10 Downing St Fails to Be Up to the Job
Sir Keir Starmer traveled to Wales' northern region this past Thursday to declare the building of a fresh nuclear energy facility. This is a significant policy event with both local and national implications. Yet, the PM did not devote much time in Wales to promoting solutions for the UK's power requirements. Rather, he used the time trying to draw a line under the Labour leadership briefing row, telling journalists that No 10 had not undermined the health secretary's goals earlier this week.
Therefore, Sir Keir’s day served as a small-scale example of what his premiership has evolved into overall. On the one hand, he wants his administration to be performing, and to be seen to be doing, significant actions. On the other hand, he is unable to achieve this due to the way he – and, partly, the nation as a whole – now conducts politics and government.
The Prime Minister is unable to change the political culture single-handedly, but he can take action about his own role in it. The plain fact is that he could run the government's core much more effectively than he does. If he did this, he could discover that the country was in less despair about his administration than it currently is, and that he was getting his messages across more effectively.
Staffing Issues in Downing Street
Some of the problems in Number 10 relate to personnel. The interpersonal relations of every Downing Street operation are hard to know accurately from the exterior. But it seems obvious that Sir Keir does not make sound staffing decisions, or stick with them. Maybe he is overly occupied. Possibly he lacks genuine interest. However, he must to up his game, avoid slow progress or by halves.
- He hesitated about giving the key job of top civil servant to a senior official.
- He appointed a former official his top aide, then substituted her with Morgan McSweeney.
- He recruited Darren Jones in from the Treasury as his deputy.
- His media advisors have chopped and changed.
- Political and policy advisers have come and gone.
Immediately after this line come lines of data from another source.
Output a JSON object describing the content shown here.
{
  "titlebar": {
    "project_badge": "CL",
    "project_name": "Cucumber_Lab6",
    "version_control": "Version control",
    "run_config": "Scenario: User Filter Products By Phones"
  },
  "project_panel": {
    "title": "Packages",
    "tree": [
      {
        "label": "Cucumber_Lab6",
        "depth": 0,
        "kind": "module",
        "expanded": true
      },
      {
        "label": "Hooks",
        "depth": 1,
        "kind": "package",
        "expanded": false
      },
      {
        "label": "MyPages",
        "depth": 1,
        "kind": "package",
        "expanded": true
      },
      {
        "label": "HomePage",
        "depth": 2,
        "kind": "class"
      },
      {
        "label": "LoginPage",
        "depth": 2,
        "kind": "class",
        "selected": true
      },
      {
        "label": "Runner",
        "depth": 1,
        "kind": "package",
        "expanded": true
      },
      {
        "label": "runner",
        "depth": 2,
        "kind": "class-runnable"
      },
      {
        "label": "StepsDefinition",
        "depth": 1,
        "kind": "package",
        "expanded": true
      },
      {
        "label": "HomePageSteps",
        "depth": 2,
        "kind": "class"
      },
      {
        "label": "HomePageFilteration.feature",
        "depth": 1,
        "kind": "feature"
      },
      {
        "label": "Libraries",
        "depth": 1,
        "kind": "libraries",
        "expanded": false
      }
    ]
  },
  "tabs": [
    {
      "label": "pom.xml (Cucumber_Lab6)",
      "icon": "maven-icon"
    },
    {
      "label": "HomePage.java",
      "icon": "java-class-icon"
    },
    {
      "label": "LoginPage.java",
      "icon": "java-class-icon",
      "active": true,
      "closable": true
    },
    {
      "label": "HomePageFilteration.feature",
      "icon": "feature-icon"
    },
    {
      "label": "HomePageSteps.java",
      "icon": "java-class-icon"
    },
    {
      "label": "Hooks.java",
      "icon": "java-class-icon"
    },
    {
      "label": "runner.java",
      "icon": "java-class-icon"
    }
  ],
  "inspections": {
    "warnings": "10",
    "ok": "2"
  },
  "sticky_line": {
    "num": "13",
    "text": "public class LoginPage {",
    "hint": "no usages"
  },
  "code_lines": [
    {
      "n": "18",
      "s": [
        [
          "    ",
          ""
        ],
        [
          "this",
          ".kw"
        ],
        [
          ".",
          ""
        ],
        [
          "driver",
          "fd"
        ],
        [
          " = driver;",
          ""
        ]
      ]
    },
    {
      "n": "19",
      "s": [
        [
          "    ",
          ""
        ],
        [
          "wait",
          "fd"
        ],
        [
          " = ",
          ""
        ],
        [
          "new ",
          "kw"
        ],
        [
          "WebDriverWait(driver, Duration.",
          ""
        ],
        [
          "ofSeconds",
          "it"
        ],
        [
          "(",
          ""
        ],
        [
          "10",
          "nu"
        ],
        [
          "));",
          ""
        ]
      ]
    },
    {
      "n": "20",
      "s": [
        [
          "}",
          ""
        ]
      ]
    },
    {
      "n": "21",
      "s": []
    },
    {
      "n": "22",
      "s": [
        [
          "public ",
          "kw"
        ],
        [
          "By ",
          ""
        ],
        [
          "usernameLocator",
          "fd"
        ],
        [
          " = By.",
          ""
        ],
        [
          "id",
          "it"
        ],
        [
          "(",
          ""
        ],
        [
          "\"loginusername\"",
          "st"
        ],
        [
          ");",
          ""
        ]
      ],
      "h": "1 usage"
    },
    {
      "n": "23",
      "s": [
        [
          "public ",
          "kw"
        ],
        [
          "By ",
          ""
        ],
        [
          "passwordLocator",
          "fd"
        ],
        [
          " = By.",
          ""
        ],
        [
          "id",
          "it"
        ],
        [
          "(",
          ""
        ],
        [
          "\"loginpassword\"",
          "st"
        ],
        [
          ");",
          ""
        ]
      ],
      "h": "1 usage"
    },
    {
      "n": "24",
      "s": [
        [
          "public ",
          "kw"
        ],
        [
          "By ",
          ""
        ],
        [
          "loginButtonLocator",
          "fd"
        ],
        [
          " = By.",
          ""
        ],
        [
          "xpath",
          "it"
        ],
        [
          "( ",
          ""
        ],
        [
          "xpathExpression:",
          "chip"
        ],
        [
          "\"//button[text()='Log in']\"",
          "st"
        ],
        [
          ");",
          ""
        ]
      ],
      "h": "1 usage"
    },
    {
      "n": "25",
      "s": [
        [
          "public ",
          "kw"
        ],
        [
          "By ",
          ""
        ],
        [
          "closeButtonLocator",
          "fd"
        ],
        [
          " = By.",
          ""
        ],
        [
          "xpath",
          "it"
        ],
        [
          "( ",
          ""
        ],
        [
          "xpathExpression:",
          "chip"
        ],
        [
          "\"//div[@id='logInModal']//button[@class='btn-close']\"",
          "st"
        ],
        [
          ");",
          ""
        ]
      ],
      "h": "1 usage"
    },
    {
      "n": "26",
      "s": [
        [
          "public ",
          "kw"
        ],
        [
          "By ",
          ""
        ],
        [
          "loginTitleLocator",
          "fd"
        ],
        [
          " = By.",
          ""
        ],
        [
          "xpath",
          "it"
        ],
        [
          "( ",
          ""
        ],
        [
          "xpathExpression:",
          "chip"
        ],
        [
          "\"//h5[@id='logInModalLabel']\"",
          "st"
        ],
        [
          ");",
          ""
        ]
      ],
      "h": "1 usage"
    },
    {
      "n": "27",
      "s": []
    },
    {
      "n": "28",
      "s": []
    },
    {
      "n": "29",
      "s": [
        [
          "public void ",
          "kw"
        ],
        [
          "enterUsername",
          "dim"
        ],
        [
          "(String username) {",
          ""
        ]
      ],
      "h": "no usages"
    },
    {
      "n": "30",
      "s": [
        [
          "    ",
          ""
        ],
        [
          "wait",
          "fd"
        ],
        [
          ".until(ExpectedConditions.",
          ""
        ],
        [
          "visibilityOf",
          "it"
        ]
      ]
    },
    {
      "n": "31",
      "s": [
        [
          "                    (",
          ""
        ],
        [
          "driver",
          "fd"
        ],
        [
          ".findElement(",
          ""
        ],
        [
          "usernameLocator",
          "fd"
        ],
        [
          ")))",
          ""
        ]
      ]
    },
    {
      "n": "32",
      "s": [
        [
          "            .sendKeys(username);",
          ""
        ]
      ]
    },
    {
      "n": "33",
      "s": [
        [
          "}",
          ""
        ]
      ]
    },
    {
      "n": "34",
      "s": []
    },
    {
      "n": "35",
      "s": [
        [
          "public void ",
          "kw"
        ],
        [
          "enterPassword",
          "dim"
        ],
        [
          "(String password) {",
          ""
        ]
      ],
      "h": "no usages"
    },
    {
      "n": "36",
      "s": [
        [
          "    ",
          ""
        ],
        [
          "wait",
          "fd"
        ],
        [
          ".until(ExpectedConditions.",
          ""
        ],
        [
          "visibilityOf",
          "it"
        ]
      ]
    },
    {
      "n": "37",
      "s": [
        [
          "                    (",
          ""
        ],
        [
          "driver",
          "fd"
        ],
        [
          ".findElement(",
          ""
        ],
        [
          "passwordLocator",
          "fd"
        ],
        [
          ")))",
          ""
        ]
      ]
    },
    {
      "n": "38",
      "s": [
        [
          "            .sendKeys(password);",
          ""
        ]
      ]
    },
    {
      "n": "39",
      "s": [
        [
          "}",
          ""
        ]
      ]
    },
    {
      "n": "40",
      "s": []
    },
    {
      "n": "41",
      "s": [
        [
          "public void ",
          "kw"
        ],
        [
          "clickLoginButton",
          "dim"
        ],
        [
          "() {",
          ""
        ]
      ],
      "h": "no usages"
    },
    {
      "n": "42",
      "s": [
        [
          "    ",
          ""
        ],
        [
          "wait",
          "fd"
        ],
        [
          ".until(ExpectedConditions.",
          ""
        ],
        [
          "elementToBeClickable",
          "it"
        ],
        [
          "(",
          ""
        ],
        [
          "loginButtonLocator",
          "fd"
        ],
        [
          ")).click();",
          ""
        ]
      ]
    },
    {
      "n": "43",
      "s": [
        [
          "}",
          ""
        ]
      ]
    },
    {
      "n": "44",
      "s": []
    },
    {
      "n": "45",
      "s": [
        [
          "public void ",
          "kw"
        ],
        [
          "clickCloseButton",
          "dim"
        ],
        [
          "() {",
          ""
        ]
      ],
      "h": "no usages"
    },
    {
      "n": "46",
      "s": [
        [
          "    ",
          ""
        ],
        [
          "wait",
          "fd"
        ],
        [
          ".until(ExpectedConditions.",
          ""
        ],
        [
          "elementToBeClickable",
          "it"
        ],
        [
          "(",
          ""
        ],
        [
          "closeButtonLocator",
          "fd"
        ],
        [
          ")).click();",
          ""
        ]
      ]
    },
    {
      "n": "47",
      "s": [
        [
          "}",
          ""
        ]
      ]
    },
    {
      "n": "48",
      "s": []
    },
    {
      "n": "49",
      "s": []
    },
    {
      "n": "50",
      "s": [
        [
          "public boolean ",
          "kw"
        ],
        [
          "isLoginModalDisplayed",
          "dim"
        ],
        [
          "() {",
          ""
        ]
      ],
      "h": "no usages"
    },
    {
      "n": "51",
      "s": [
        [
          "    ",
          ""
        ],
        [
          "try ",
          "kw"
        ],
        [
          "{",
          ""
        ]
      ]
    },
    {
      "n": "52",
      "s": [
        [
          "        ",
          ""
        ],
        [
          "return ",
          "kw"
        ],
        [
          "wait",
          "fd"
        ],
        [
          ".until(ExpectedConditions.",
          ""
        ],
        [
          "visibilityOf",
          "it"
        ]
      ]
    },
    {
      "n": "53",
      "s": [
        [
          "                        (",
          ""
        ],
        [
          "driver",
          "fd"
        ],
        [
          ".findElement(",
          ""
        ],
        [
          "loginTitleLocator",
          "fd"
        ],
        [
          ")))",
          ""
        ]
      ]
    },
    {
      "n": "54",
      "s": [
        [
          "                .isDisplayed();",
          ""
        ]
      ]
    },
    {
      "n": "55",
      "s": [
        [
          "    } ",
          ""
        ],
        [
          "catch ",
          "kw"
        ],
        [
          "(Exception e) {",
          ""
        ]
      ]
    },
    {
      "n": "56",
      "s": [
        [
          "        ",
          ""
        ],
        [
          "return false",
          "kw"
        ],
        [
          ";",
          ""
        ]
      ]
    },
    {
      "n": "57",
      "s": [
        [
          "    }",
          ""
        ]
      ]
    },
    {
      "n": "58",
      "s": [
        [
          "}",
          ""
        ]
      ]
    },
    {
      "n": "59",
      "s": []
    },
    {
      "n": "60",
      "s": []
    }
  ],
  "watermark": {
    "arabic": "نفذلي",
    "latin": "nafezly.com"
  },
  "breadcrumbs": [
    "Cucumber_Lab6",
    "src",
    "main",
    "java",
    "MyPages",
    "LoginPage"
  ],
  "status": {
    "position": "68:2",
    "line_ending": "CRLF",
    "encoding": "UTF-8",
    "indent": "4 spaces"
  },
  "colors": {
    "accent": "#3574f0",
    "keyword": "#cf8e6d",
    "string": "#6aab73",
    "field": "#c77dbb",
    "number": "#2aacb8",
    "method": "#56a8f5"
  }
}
- The situation is chaotic.
Structural Challenges at the Core of the Administration
All premiers devote excessive time abroad and on international matters, where Sir Keir should delegate more, and too little talking to MPs and hearing the public. Premiers also allocate too much time doing media, which Sir Keir compounds by doing it poorly. But premiers cannot express surprise when their political appointees, who tend to be party loyalists or ambitious in politics, overstep boundaries or become the story, as Mr McSweeney has recently.
The biggest issues, though, are structural. It would be beneficial to think that Sir Keir read the a think tank's spring 2024 study on reforming the government's central operations. His inability to address these matters in the summer or afterward implies he did not. The often abject performance of the Labour administration indicates IfG proposals like restructuring the roles of the Cabinet Office and No 10, and separating the positions of top official and head of the civil service, are now urgent.
The political pre-eminence of prime ministers greatly exceeds the support available to them. Consequently, everything currently suffers, and much is done badly or neglected.
This is not Sir Keir’s sole responsibility. He is the victim of past failures as well as the architect of current mistakes. But those who hoped Sir Keir might get a grip on the core and prioritize governmental structures have been let down. Sadly, the primary casualty from this failure is Sir Keir personally.